The MemoryServer struct in crates/goose-mcp/src/memory/mod.rs is one of Goose's built-in MCP extensions:

pub struct MemoryServer {
    tool_router: ToolRouter<Self>,
    instructions: String,
    global_memory_dir: PathBuf,   // ~/.config/goose/memory/
}

The four tool parameter types expose the full memory API to the model:

  • RememberMemoryParams — category, data string, optional tags, global/local flag
  • RetrieveMemoriesParams — category (supports "*" for all), storage scope
  • RemoveMemoryCategoryParams — wildcard category deletion
  • RemoveSpecificMemoryParams — removes individual items by content match

Context for local vs. global storage is injected via the extract_working_dir_from_meta() helper, which reads the "agent-working-dir" header from MCP request metadata.

crates/goose-server/src/routes/agent.rs — extension add/remove API

When adding a custom MCP server via the desktop UI, the server calls the AddExtensionRequest handler in crates/goose-server/src/routes/agent.rs.

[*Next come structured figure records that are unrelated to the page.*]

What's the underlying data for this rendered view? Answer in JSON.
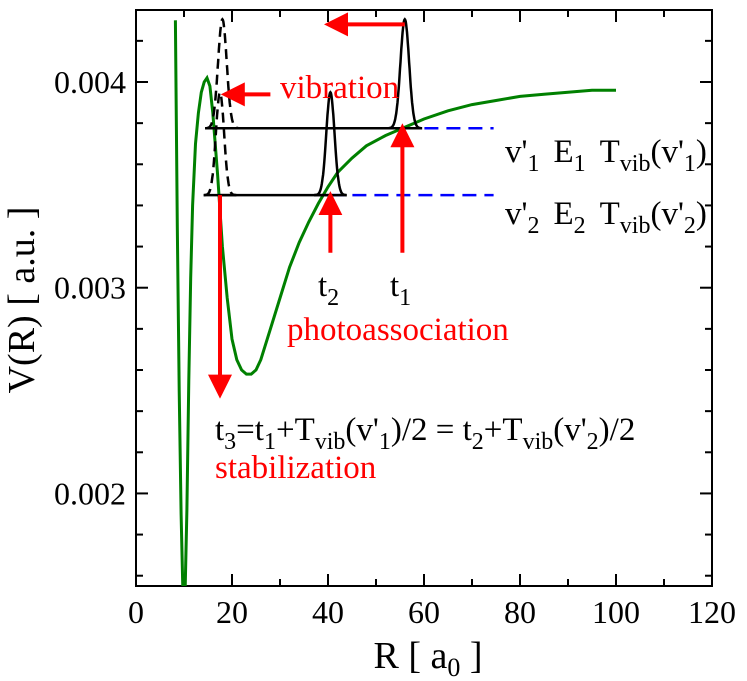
{
  "chart_data": {
    "type": "line",
    "title": "",
    "xlabel": "R [ a",
    "xlabel_sub": "0",
    "xlabel_end": " ]",
    "ylabel": "V(R) [ a.u. ]",
    "xlim": [
      0,
      120
    ],
    "ylim": [
      0.00155,
      0.00435
    ],
    "xticks": [
      0,
      20,
      40,
      60,
      80,
      100,
      120
    ],
    "xtick_labels": [
      "0",
      "20",
      "40",
      "60",
      "80",
      "100",
      "120"
    ],
    "yticks": [
      0.002,
      0.003,
      0.004
    ],
    "ytick_labels": [
      "0.002",
      "0.003",
      "0.004"
    ],
    "potential_curve": {
      "name": "V(R)",
      "color": "#008000",
      "x": [
        8.2,
        8.6,
        9.0,
        9.4,
        9.8,
        10.2,
        10.6,
        11.0,
        11.4,
        11.8,
        12.4,
        13.0,
        13.6,
        14.2,
        14.8,
        15.4,
        16.0,
        17.0,
        18.0,
        19.0,
        20.0,
        21.0,
        22.0,
        23.0,
        24.0,
        25.0,
        26.0,
        28.0,
        30.0,
        32.0,
        34.0,
        36.0,
        38.0,
        40.0,
        42.0,
        45.0,
        48.0,
        52.0,
        56.0,
        60.0,
        65.0,
        70.0,
        75.0,
        80.0,
        85.0,
        90.0,
        95.0,
        100.0
      ],
      "y": [
        0.0043,
        0.0033,
        0.0025,
        0.0019,
        0.0015,
        0.0015,
        0.00192,
        0.00255,
        0.00305,
        0.0034,
        0.0037,
        0.00385,
        0.00395,
        0.004,
        0.00402,
        0.00398,
        0.00385,
        0.00355,
        0.0032,
        0.00295,
        0.00275,
        0.00265,
        0.0026,
        0.00258,
        0.00258,
        0.0026,
        0.00265,
        0.0028,
        0.00295,
        0.0031,
        0.00322,
        0.00332,
        0.00341,
        0.00349,
        0.00356,
        0.00363,
        0.00369,
        0.00374,
        0.00378,
        0.00382,
        0.00386,
        0.00389,
        0.00391,
        0.00393,
        0.00394,
        0.00395,
        0.00396,
        0.00396
      ]
    },
    "energy_levels": [
      {
        "name": "E1",
        "y": 0.003775,
        "x_start": 16.2,
        "x_end": 55.5,
        "dash_end": 74.5
      },
      {
        "name": "E2",
        "y": 0.00345,
        "x_start": 17.5,
        "x_end": 40.5,
        "dash_end": 74.5
      }
    ],
    "wavepackets": [
      {
        "name": "packet-t1-outer",
        "center": 56.0,
        "base": 0.003775,
        "amplitude": 0.00053,
        "width": 0.9,
        "style": "solid"
      },
      {
        "name": "packet-t2-outer",
        "center": 40.5,
        "base": 0.00345,
        "amplitude": 0.0005,
        "width": 0.85,
        "style": "solid"
      },
      {
        "name": "packet-inner-1",
        "center": 18.0,
        "base": 0.003775,
        "amplitude": 0.00053,
        "width": 0.9,
        "style": "dashed"
      },
      {
        "name": "packet-inner-2",
        "center": 17.5,
        "base": 0.00345,
        "amplitude": 0.0005,
        "width": 0.85,
        "style": "dashed"
      }
    ],
    "arrows": [
      {
        "name": "arrow-vibration-top",
        "from": [
          56,
          0.00428
        ],
        "to": [
          40,
          0.00428
        ]
      },
      {
        "name": "arrow-vibration-mid",
        "from": [
          28,
          0.00394
        ],
        "to": [
          18.5,
          0.00394
        ]
      },
      {
        "name": "arrow-photoassoc-t1",
        "from": [
          55.5,
          0.00317
        ],
        "to": [
          55.5,
          0.00378
        ]
      },
      {
        "name": "arrow-photoassoc-t2",
        "from": [
          40.5,
          0.00317
        ],
        "to": [
          40.5,
          0.00345
        ]
      },
      {
        "name": "arrow-stabilization",
        "from": [
          17.5,
          0.00345
        ],
        "to": [
          17.5,
          0.00248
        ]
      }
    ],
    "annotations": {
      "vibration": "vibration",
      "photoassociation": "photoassociation",
      "stabilization": "stabilization",
      "t1": "t",
      "t1_sub": "1",
      "t2": "t",
      "t2_sub": "2",
      "level1": {
        "v": "v'",
        "v_sub": "1",
        "E": "E",
        "E_sub": "1",
        "T": "T",
        "T_sub": "vib",
        "T_arg_open": "(v'",
        "T_arg_sub": "1",
        "T_arg_close": ")"
      },
      "level2": {
        "v": "v'",
        "v_sub": "2",
        "E": "E",
        "E_sub": "2",
        "T": "T",
        "T_sub": "vib",
        "T_arg_open": "(v'",
        "T_arg_sub": "2",
        "T_arg_close": ")"
      },
      "t3_formula": {
        "p1": "t",
        "p1_sub": "3",
        "p2": "=t",
        "p2_sub": "1",
        "p3": "+T",
        "p3_sub": "vib",
        "p4": "(v'",
        "p4_sub": "1",
        "p5": ")/2 = t",
        "p5_sub": "2",
        "p6": "+T",
        "p6_sub": "vib",
        "p7": "(v'",
        "p7_sub": "2",
        "p8": ")/2"
      }
    },
    "colors": {
      "curve": "#008000",
      "arrow": "#ff0000",
      "level": "#000000",
      "dash": "#0000ff",
      "label_red": "#ff0000"
    }
  }
}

The payload mirrors the four ExtensionConfig variants:

// POST /extensions/add — for a stdio MCP server:
// {
//   "type": "stdio",
//   "name": "my-extension",
//   "cmd": "npx",
//   "args": ["-y", "@modelcontextprotocol/server-memory"],
//   "timeout": 30
// }

The same endpoint handles Builtin, StreamableHttp, and Platform variants by switching on the type field.